AUTHOR=Foxx Christine L. , Heinze Jared D. , González Antonio , Vargas Fernando , Baratta Michael V. , Elsayed Ahmed I. , Stewart Jessica R. , Loupy Kelsey M. , Arnold Mathew R. , Flux M. C. , Sago Saydie A. , Siebler Philip H. , Milton Lauren N. , Lieb Margaret W. , Hassell James E. , Smith David G. , Lee Kyo A. K. , Appiah Sandra A. , Schaefer Evan J. , Panitchpakdi Morgan , Sikora Nicole C. , Weldon Kelly C. , Stamper Christopher E. , Schmidt Dominic , Duggan David A. , Mengesha Yosan M. , Ogbaselassie Mikale , Nguyen Kadi T. , Gates Chloe A. , Schnabel K’loni , Tran Linh , Jones Joslynn D. , Vitaterna Martha H. , Turek Fred W. , Fleshner Monika , Dorrestein Pieter C. , Knight Rob , Wright Kenneth P. , Lowry Christopher A.

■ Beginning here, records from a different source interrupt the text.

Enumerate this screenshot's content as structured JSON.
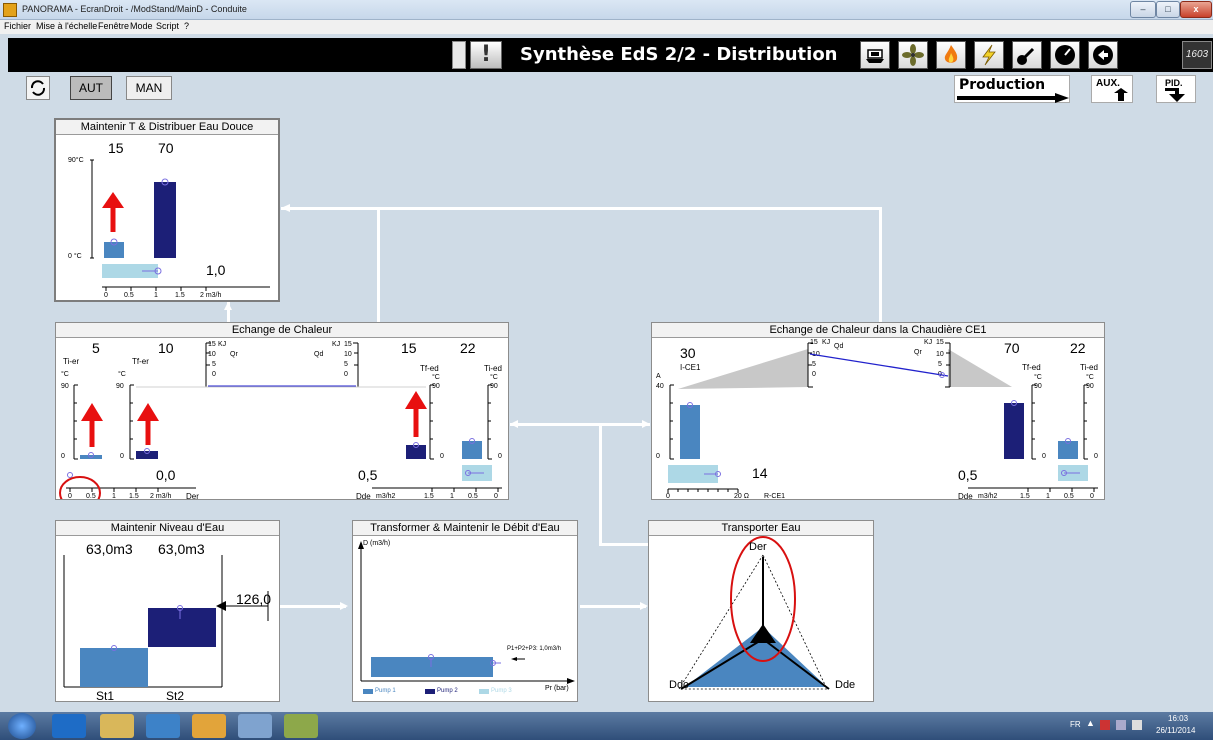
{
  "window": {
    "title": "PANORAMA - EcranDroit - /ModStand/MainD - Conduite",
    "min": "–",
    "max": "□",
    "close": "x"
  },
  "menu": [
    "Fichier",
    "Mise à l'échelle",
    "Fenêtre",
    "Mode",
    "Script",
    "?"
  ],
  "header": {
    "title": "Synthèse EdS 2/2 - Distribution",
    "clock": "1603",
    "buttons": [
      "ship-icon",
      "fan-icon",
      "fire-icon",
      "lightning-icon",
      "valve-icon",
      "gauge-icon",
      "back-icon"
    ]
  },
  "controls": {
    "aut": "AUT",
    "man": "MAN",
    "production": "Production",
    "aux": "AUX.",
    "pid": "PID."
  },
  "panel_eau_douce": {
    "title": "Maintenir T & Distribuer Eau Douce",
    "v1": "15",
    "v2": "70",
    "ymax": "90°C",
    "ymin": "0 °C",
    "flow": "1,0",
    "xticks": [
      "0",
      "0.5",
      "1",
      "1.5",
      "2 m3/h"
    ],
    "bar1_fraction": 0.16,
    "bar2_fraction": 0.78,
    "flow_fraction": 0.5
  },
  "panel_echange": {
    "title": "Echange de Chaleur",
    "ti_er": {
      "value": "5",
      "label": "Ti-er",
      "unit": "°C",
      "max": "90",
      "min": "0"
    },
    "tf_er": {
      "value": "10",
      "label": "Tf-er",
      "unit": "°C",
      "max": "90",
      "min": "0"
    },
    "qr": {
      "label": "Qr",
      "unit": "KJ",
      "ticks": [
        "15",
        "10",
        "5",
        "0"
      ]
    },
    "qd": {
      "label": "Qd",
      "unit": "KJ",
      "ticks": [
        "15",
        "10",
        "5",
        "0"
      ]
    },
    "tf_ed": {
      "value": "15",
      "label": "Tf-ed",
      "unit": "°C",
      "max": "90",
      "min": "0"
    },
    "ti_ed": {
      "value": "22",
      "label": "Ti-ed",
      "unit": "°C",
      "max": "90",
      "min": "0"
    },
    "der_value": "0,0",
    "der_label": "Der",
    "der_ticks": [
      "0",
      "0.5",
      "1",
      "1.5",
      "2 m3/h"
    ],
    "dde_value": "0,5",
    "dde_label": "Dde",
    "dde_ticks": [
      "m3/h2",
      "1.5",
      "1",
      "0.5",
      "0"
    ]
  },
  "panel_chaudiere": {
    "title": "Echange de Chaleur dans la Chaudière CE1",
    "i_value": "30",
    "i_label": "I-CE1",
    "i_unit": "A",
    "i_max": "40",
    "i_min": "0",
    "qd": {
      "label": "Qd",
      "unit": "KJ",
      "ticks": [
        "15",
        "10",
        "5",
        "0"
      ]
    },
    "qr": {
      "label": "Qr",
      "unit": "KJ",
      "ticks": [
        "15",
        "10",
        "5",
        "0"
      ]
    },
    "tf_ed": {
      "value": "70",
      "label": "Tf-ed",
      "unit": "°C",
      "max": "90",
      "min": "0"
    },
    "ti_ed": {
      "value": "22",
      "label": "Ti-ed",
      "unit": "°C",
      "max": "90",
      "min": "0"
    },
    "r_value": "14",
    "r_ticks": [
      "0",
      "20 Ω",
      "R-CE1"
    ],
    "dde_value": "0,5",
    "dde_label": "Dde",
    "dde_ticks": [
      "m3/h2",
      "1.5",
      "1",
      "0.5",
      "0"
    ]
  },
  "panel_niveau": {
    "title": "Maintenir Niveau d'Eau",
    "st1_value": "63,0m3",
    "st2_value": "63,0m3",
    "total": "126,0",
    "st1_label": "St1",
    "st2_label": "St2"
  },
  "panel_debit": {
    "title": "Transformer & Maintenir le Débit d'Eau",
    "ylabel": "D (m3/h)",
    "xlabel": "Pr (bar)",
    "annotation": "P1+P2+P3: 1,0m3/h",
    "legend": [
      "Pump 1",
      "Pump 2",
      "Pump 3"
    ]
  },
  "panel_transport": {
    "title": "Transporter Eau",
    "top": "Der",
    "left": "Ddc",
    "right": "Dde"
  },
  "colors": {
    "light_blue": "#4a86c0",
    "dark_blue": "#1c1f77",
    "pale_blue": "#add8e6",
    "red": "#e81010"
  },
  "taskbar": {
    "lang": "FR",
    "time": "16:03",
    "date": "26/11/2014"
  }
}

TITLE=Effects of Immunization With the Soil-Derived Bacterium Mycobacterium vaccae on Stress Coping Behaviors and Cognitive Performance in a “Two Hit” Stressor Model
JOURNAL=Frontiers in Physiology
VOLUME=11
YEAR=2021
URL=https://www.frontiersin.org/journals/physiology/articles/10.3389/fphys.2020.524833
DOI=10.3389/fphys.2020.524833
ISSN=1664-042X
ABSTRACT=
Previous studies demonstrate that Mycobacterium vaccae NCTC 11659 (M. vaccae), a soil-derived bacterium with anti-inflammatory and immunoregulatory properties, is a potentially useful countermeasure against negative outcomes to stressors. Here we used male C57BL/6NCrl mice to determine if repeated immunization with M. vaccae is an effective countermeasure in a “two hit” stress exposure model of chronic disruption of rhythms (CDR) followed by acute social defeat (SD). On day –28, mice received implants of biotelemetric recording devices to monitor 24-h rhythms of locomotor activity. Mice were subsequently treated with a heat-killed preparation of M. vaccae (0.1 mg, administered subcutaneously on days –21, –14, –7, and 27) or borate-buffered saline vehicle. Mice were then exposed to 8 consecutive weeks of either stable normal 12:12 h light:dark (LD) conditions or CDR, consisting of 12-h reversals of the LD cycle every 7 days (days 0–56). Finally, mice were exposed to either a 10-min SD or a home cage control condition on day 54. All mice were exposed to object location memory testing 24 h following SD. The gut microbiome and metabolome were assessed in fecal samples collected on days –1, 48, and 62 using 16S rRNA gene sequence and LC-MS/MS spectral data, respectively; the plasma metabolome was additionally measured on day 64. Among mice exposed to normal LD conditions, immunization with M. vaccae induced a shift toward a more proactive behavioral coping response to SD as measured by increases in scouting and avoiding an approaching male CD-1 aggressor, and decreases in submissive upright defensive postures. In the object location memory test, exposure to SD increased cognitive function in CDR mice previously immunized with M. vaccae. Immunization with M. vaccae stabilized the gut microbiome, attenuating CDR-induced reductions in alpha diversity and decreasing within-group measures of beta diversity. Immunization with M. vaccae also increased the relative abundance of 1-heptadecanoyl-sn-glycero-3-phosphocholine, a lysophospholipid, in plasma. Together, these data support the hypothesis that immunization with M. vaccae stabilizes the gut microbiome, induces a shift toward a more proactive response to stress exposure, and promotes stress resilience.